Last updated on: July 9, 2019, 11:01h.
By a 7-5 vote, the District of Columbia Council approved a controversial sole-source contract with Intralot that will allow the Greek gaming company to manage the District’s online sports betting application for the next five years.
Intralot, which also manages the DC Lottery, will receive up to $215 million, according to the resolution. However, the debate about the contract was as contentious as the vote was close.
Opponents of the measure cited conflict of interest concerns between Councilman Jack Evans and numerous subcontractors Intralot has selected to help execute the contract. Several council members asked Evans to recuse himself from voting because of those ties. However, he declined and cast the seventh affirmative vote.
Those against the measure also questioned the need to go with a single-source procurement when a competitive bid process for the contract likely would have resulted in better terms for the city.

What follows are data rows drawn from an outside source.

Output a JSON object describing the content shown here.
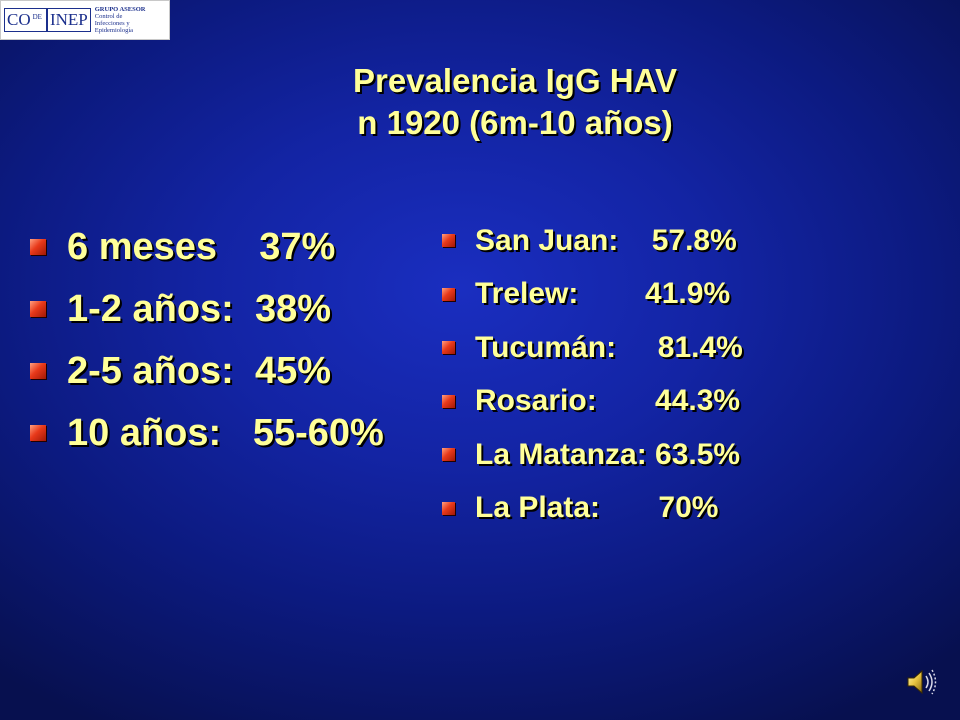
{
  "logo": {
    "co": "CO",
    "de": "DE",
    "inep": "INEP",
    "line1": "GRUPO ASESOR",
    "line2": "Control de",
    "line3": "Infecciones y",
    "line4": "Epidemiología"
  },
  "title": {
    "line1": "Prevalencia IgG HAV",
    "line2": "n 1920 (6m-10 años)"
  },
  "age_groups": [
    {
      "text": "6 meses    37%"
    },
    {
      "text": "1-2 años:  38%"
    },
    {
      "text": "2-5 años:  45%"
    },
    {
      "text": "10 años:   55-60%"
    }
  ],
  "cities": [
    {
      "text": "San Juan:    57.8%"
    },
    {
      "text": "Trelew:        41.9%"
    },
    {
      "text": "Tucumán:     81.4%"
    },
    {
      "text": "Rosario:       44.3%"
    },
    {
      "text": "La Matanza: 63.5%"
    },
    {
      "text": "La Plata:       70%"
    }
  ],
  "colors": {
    "text": "#ffff99",
    "bullet": "#e8391a",
    "background": "#1324a4"
  },
  "icons": {
    "bullet": "square-bullet-icon",
    "sound": "speaker-icon"
  }
}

“First, we were told that it was imperative that we act with haste because Maryland and Virginia were going to get the jump on us, but we know now that’s not the case,” said Councilwoman Mary Cheh. “Second, we were told that we would generate a substantial amount of revenue, but that has also proved to be not the case.”

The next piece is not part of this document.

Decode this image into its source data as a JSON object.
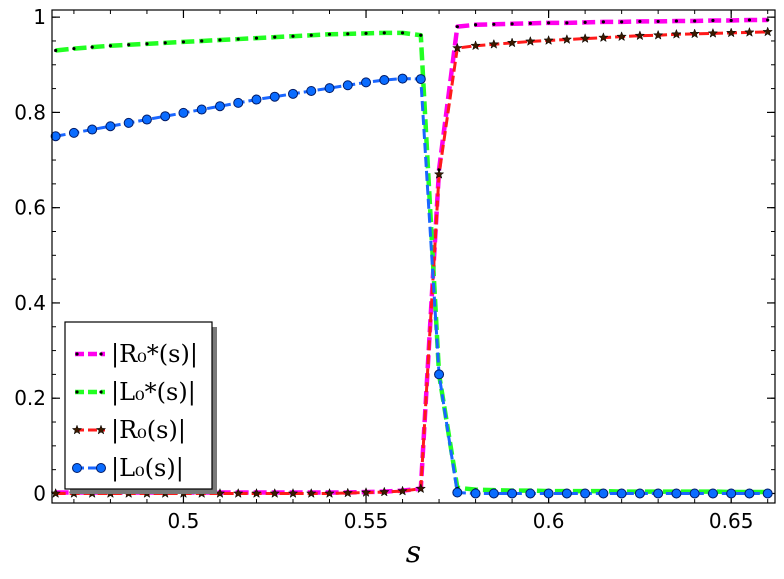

Initial reports estimated the revenue generated would have been about $35 million annually, but now those figures have been pared down to about $19 million.
Lottery officials, who will oversee sports betting in DC, has said the online platform should be running by January. In the meantime, retail sportsbooks, including those allowed in Washington’s four major sports venues, could open by this fall.
Chairman: Delay Very Costly
Council Chairman Phil Mendelson dismissed the concerns about any conflicts, saying the subcontractors were chosen by Intralot at their discretion and the District has no relationship with them and cannot remove them from the contract.
Further, Mendelson warned that voting down the contract would lead to a substantial delay in starting online sports betting in Washington. That delay would be very costly to the District.
“There is no question… if we turn this down, there will be another two years, some have said three years, before we will have a contract in place,” he said. “Because of the contracting process and because with a contract of this size, we know there will be a protest filed with the contract appeals board.”
Councilman Robert White, who had been seen as the swing vote in the matter, said Tuesday that he opted to vote for the contract because a competitive bid process would have produced some of the same concerns about subcontractors.
Evans Stripped of Key Post
While Evans, who was the leading proponent of sports betting on the Council, ended up getting a victory by getting the measure passed, the meeting did not go well for him. Earlier in the session, the Council ended up stripping him of his influential post as finance committee chairman.
Initially, it appeared Evans, a 28-year councilman currently under a federal investigation for ethics allegations, would remain in that spot after the body deadlocked on a measure to remove him from all assignments. However, shortly after that vote, the council voted to disband the committee.
The body also elected to hire an independent counsel to determine if Evans used his council seat for his benefit or his clients’ benefit.